SHE NEEDS YOU/MORE THAN SHE LOVES YOU: An email in response to my post about tradition and iconicity:
First, you suggest that tradition’s primary purpose is to create a persona out of an impersonal thing (like a place or an institution) so that individual human beings might truly love it. But it seems to me that this position reduces love to an exclusively inter-personal phenomenon. I will accept that love cannot exist apart from the relationship between persons, but consider that (theologically) the act of God’s creation is sometimes described as an overflowing of the Love within the Trinity. Thus, God loves rocks and trees though they are impersonal.
Might we not say that human love of institutions, places, etc. result from a similar overflowing. A Frenchman does not first love France, but rather his family, and then, later, his love overflows into the place that made his family possible, and the institutions that gave it shape. Under this scheme, tradition does not create a persona but rather forms a shifting network of channels into which love may overflow. Love allows us to see the beauty of the beloved even where it is concealed from plain sight. Just so, loving the beloved allows us to love what the beloved loves, and to love what brought the beloved into being, and to love a thousand other things as well. And as love overflows, so do we become privy to ever more beauty.

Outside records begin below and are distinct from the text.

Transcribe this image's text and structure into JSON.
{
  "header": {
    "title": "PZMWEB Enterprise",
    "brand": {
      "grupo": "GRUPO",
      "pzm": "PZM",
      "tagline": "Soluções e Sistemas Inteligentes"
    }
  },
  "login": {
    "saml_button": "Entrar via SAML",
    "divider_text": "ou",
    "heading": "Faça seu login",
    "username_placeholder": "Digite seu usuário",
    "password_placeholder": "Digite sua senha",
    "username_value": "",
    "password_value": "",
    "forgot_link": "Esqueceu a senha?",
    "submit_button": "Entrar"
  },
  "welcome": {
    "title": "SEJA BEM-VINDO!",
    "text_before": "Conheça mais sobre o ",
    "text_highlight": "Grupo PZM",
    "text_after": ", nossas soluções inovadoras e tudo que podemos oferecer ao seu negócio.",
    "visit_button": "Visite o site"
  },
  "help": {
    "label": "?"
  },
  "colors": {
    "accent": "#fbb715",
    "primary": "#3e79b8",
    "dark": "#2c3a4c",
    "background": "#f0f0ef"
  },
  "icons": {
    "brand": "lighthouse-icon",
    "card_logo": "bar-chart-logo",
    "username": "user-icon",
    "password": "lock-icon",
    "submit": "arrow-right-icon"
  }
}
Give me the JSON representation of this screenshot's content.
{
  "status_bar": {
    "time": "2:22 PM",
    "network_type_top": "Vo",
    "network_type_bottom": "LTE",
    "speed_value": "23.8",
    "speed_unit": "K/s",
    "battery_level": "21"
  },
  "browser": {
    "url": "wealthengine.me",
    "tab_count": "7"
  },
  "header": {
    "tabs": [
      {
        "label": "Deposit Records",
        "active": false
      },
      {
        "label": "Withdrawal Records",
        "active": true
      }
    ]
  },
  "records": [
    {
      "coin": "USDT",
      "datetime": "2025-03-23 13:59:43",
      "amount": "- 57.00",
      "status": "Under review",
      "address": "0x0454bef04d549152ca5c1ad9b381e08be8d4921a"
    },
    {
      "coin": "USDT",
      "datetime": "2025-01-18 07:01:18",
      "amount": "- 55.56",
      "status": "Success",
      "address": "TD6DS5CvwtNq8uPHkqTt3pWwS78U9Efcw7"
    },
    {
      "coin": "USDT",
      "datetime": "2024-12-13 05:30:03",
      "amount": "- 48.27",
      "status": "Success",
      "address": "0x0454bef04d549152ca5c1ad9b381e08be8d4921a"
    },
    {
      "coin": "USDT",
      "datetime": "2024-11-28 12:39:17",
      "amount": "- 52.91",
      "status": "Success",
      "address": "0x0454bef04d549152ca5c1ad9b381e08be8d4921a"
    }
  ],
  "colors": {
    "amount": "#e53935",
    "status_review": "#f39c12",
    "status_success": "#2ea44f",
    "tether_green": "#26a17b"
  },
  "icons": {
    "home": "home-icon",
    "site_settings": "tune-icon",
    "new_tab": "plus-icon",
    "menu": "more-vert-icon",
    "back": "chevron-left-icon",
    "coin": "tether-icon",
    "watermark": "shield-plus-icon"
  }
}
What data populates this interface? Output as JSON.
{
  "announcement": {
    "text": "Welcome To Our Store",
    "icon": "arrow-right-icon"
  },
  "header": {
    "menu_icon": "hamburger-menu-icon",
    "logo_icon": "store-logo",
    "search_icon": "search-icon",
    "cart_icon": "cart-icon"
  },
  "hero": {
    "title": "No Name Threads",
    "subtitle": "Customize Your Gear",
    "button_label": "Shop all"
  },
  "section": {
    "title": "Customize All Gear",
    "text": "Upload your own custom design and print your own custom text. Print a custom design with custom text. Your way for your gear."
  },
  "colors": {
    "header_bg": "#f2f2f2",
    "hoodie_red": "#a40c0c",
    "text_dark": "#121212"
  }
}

And tradition, by binding people together and to institutions, customs, foods, ways, stories, etc. etc. makes the flow of love from one thing to the next easier and more regular. But I think you miss something if you say a French person loves France more fully as personified rather than as experienced.
Secondly, I would like to make a distinction… you mention the Church as one of the “fictive women” alongside Marianne and Israel. The Church, however, must be distinguished because the Church is in some sense a real Being with an existence distinct (if not independent) from its constitutent parts. France is the people of France and their ways, land, and all the things to which the people of France are bound. The Church, however, is the Union between God and man, which is a Unity in the image of the Unity between the Persons of God. And just as the three Persons of God make up a single Being Who is not merely three Persons existing in a certain relationship to one another, so the Church is a single (eschatological) Being. Consider that Marianne (a fiction) is the symbol of France, but the symbol of the Church is Mary.
That being said, the Church is a Unity as well as being a truly human institution (that is the mystery of the Incarnation, right?) and thus is formed by tradition as any other human institution. I think this actually lends support to my “overflow” model of tradition, since the idea that tradition builds up the Church into a persona would set up two parallel and conflicting symbologies — one of Marianne and one of Mary.
so yeah, that’s awesome.
Some quick responses: I really do believe love is “an exclusively interpersonal phenomenon.” I’m not sure how to defend this belief–I’ve tried a couple of paragraphs and deleted all of them–but actually I don’t think my interlocutor is really disagreeing here, he’s just pointing out that tradition might be explained without rejecting that basic belief.
I’m still not sure he’s right, though. If I love France as an overflowing of my love for my family, can I ever serve France when that would damage my family? Can I have some ideal of France with which my family members would disagree?
The Unabomber was turned in by his brother. I’ve been convinced of a vision of America which is very different from the vision of ditto embraced by my family. Can we really negotiate these conflicting and shifting loyalties without personifying nationhood–and even, sometimes, putting those personified nations above other forms of personal loyalty?
I very much agree with the distinction between the Church and “Marianne.” In fact, I generally think that Christianity (like Judaism) cuts the Gordian knot of philosophy by presenting an object of love Who is simultaneously a moral arbiter.